Foto: 1 de 2 Célia Maria Cassiano, diagnosticada com uma doença degenerativa, te

A professora Célia Maria Cassiano, residente em Campinas, São Paulo, passou por um procedimento de morte assistida na Suíça no dia 15 de abril. Diagnosticada com Atrofia Muscular Progressiva (AMP), uma condição degenerativa, ELA usou suas redes sociais para relatar sua rotina e os desafios enfrentados pela doença.

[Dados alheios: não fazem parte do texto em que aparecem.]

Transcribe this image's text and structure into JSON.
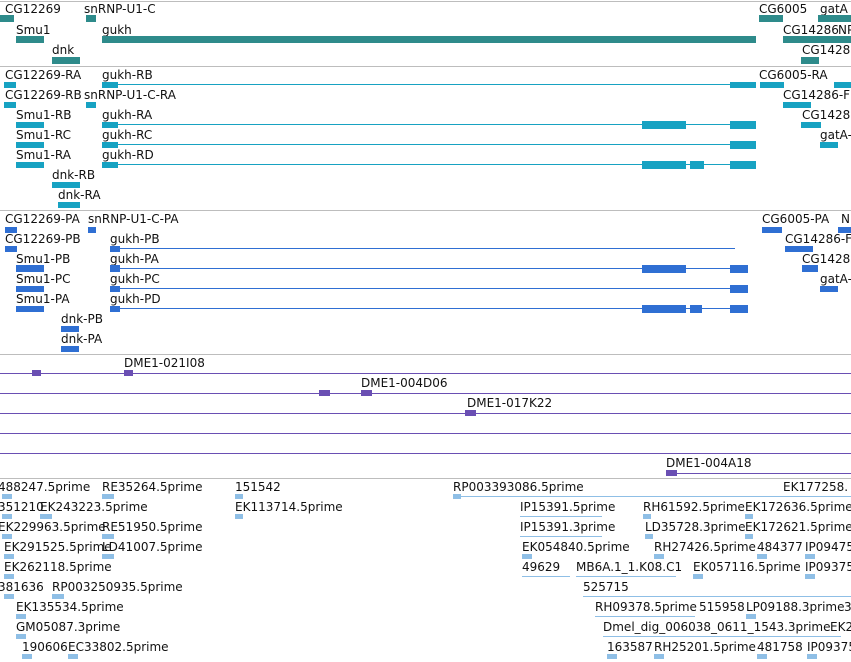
{
  "colors": {
    "gene": "#2e8b8b",
    "transcript": "#17a2c2",
    "protein": "#2f6fd3",
    "clone": "#6a4fb3",
    "est": "#8fbfe6",
    "separator": "#bdbdbd"
  },
  "tracks": {
    "genes": {
      "labels": [
        "CG12269",
        "snRNP-U1-C",
        "CG6005",
        "gatA",
        "Smu1",
        "gukh",
        "CG14286",
        "NP",
        "dnk",
        "CG1428"
      ]
    },
    "transcripts": {
      "labels": [
        "CG12269-RA",
        "gukh-RB",
        "CG6005-RA",
        "CG12269-RB",
        "snRNP-U1-C-RA",
        "CG14286-F",
        "Smu1-RB",
        "gukh-RA",
        "CG1428",
        "Smu1-RC",
        "gukh-RC",
        "gatA-",
        "Smu1-RA",
        "gukh-RD",
        "dnk-RB",
        "dnk-RA"
      ]
    },
    "proteins": {
      "labels": [
        "CG12269-PA",
        "snRNP-U1-C-PA",
        "CG6005-PA",
        "N",
        "CG12269-PB",
        "gukh-PB",
        "CG14286-F",
        "Smu1-PB",
        "gukh-PA",
        "CG1428",
        "Smu1-PC",
        "gukh-PC",
        "gatA-",
        "Smu1-PA",
        "gukh-PD",
        "dnk-PB",
        "dnk-PA"
      ]
    },
    "clones": {
      "labels": [
        "DME1-021I08",
        "DME1-004D06",
        "DME1-017K22",
        "DME1-004A18"
      ]
    },
    "ests": {
      "labels": [
        "488247.5prime",
        "RE35264.5prime",
        "151542",
        "RP003393086.5prime",
        "EK177258.",
        "351210",
        "EK243223.5prime",
        "EK113714.5prime",
        "IP15391.5prime",
        "RH61592.5prime",
        "EK172636.5prime",
        "EK229963.5prime",
        "RE51950.5prime",
        "IP15391.3prime",
        "LD35728.3prime",
        "EK172621.5prime",
        "EK291525.5prime",
        "LD41007.5prime",
        "EK054840.5prime",
        "RH27426.5prime",
        "484377",
        "IP09475",
        "EK262118.5prime",
        "49629",
        "MB6A.1_1.K08.C1",
        "EK057116.5prime",
        "IP09375",
        "381636",
        "RP003250935.5prime",
        "525715",
        "EK135534.5prime",
        "RH09378.5prime",
        "515958",
        "LP09188.3prime",
        "3",
        "GM05087.3prime",
        "Dmel_dig_006038_0611_1543.3prime",
        "EK2",
        "190606",
        "EC33802.5prime",
        "163587",
        "RH25201.5prime",
        "481758",
        "IP09375"
      ]
    }
  }
}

Em uma mensagem de despedida, Célia expressou que viveu 'uma vida deliciosa'.

Célia formou-se em Ciências Sociais e fez mestrado em Multimeios na Unicamp, tendo atuado como educadora nas áreas de artes no Sesc e na Esamc. Desde que recebeu o diagnóstico em outubro de 2024, a professora começou a compartilhar abertamente suas experiências online, detalhando as dificuldades motoras e a sensação de limitações impostas pela condição.

Com o agravamento da doença, Célia se tornou dependente de cuidadores para atividades cotidianas, como alimentação e higiene pessoal. Em março, ao notar mudanças na sua voz, ELA elaborou um documento com Diretivas Antecipadas de Vontade (DAV), optando por não aceitar tratamentos invasivos que prolongassem sua vida.

Em 11 de abril, Célia começou a compartilhar imagens de uma viagem a Zurique, afirmando que participaria de um tratamento experimental. Porém, posteriormente, revelou que sua viagem tinha como objetivo a realização do suicídio assistido, um processo organizado com o auxílio de uma ONG ao longo de sete meses.

Ao final de sua mensagem, Célia convocou outros a lutarem por esse direito, destacando a gravidade da AMP, que, segundo o neurologista Marcondes Cavalcante França Junior, não possui cura e causa paralisia progressiva. Os sintomas incluem fraqueza e perda de massa muscular, afetando funções vitais, como respirar e engolir.

A AMP é considerada um subtipo da Esclerose Lateral Amiotrófica (ELA). Os tratamentos disponíveis visam apenas retardar a progressão da doença, enquanto a fisioterapia e a fonoaudiologia são essenciais para manter a qualidade de vida.